T(n) <= aT(n/b) + O(n^d)
a = Number of recursive calls
b = How much the problem set is reduced in each call
d = Represents amount of work in each call, 0 is constant time, 1 is linear, 2 would be quadratic, etc
What does master method from a = b^d represent? What is it’s running time?
Total amount of work is same at each sub-level (but spread out among more sub-problems).
O(n^d * log(n))
What does master method form a < b^d represent?
Total amount of work decreases at each sub-level of recursion tree, so most work is at the root level.

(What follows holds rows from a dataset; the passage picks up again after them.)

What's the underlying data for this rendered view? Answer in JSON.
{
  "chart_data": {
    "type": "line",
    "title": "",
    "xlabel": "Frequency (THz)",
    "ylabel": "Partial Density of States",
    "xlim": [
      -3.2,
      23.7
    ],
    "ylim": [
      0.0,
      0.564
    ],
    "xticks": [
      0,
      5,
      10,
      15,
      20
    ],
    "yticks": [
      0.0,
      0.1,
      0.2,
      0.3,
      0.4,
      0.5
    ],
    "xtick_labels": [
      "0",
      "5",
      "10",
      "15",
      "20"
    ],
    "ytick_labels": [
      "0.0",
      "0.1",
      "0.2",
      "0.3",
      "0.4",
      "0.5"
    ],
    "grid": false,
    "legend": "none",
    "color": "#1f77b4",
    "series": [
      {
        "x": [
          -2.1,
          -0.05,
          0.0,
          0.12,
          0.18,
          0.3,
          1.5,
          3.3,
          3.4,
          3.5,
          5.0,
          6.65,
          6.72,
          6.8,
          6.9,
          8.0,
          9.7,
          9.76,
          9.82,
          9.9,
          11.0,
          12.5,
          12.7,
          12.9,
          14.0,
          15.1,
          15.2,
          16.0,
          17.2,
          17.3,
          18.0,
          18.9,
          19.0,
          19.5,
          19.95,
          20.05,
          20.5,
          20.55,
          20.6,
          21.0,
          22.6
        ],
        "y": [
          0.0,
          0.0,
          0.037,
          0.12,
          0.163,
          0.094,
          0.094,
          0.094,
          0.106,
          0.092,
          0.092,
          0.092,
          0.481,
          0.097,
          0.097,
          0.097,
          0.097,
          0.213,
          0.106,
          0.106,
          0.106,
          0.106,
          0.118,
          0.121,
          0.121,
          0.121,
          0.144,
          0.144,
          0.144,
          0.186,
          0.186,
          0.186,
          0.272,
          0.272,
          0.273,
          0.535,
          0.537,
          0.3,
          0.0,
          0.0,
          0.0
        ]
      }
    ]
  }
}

O(n^d) which is the amount of work done at the root level
What does master method form a > b^d represent? What is it’s running time?
Total amount of work is increasing at each sub-level of recursion tree, so the most work is done where there are the most # of leaves in the tree, or the bottom of it.
O(n^(logb(a))) which is also the number of leaves
What is a starting point (usually ok estimate) for recursive run times?
O(branches^depth)
What are the two main classifications of run time?
Polynomial and super-polynomial?
What is a polynomial runtime? How feasible is it? Give a few examples.
Anything where the variable isn’t in the exponent. Can be very feasible lgn, n, 2n, or a bit slow but doable if really need to n^2, n ^3.
What is a super-polynomial runtime? How feasible is it? Give a few examples.
Anything where the variable is raised/a power. Basically impossible on an large problem set, traveling salesman problem. 2^n. 3^n
How do Big O and tilde notation differ?
Tilde keeps the coefficient of the dominant term.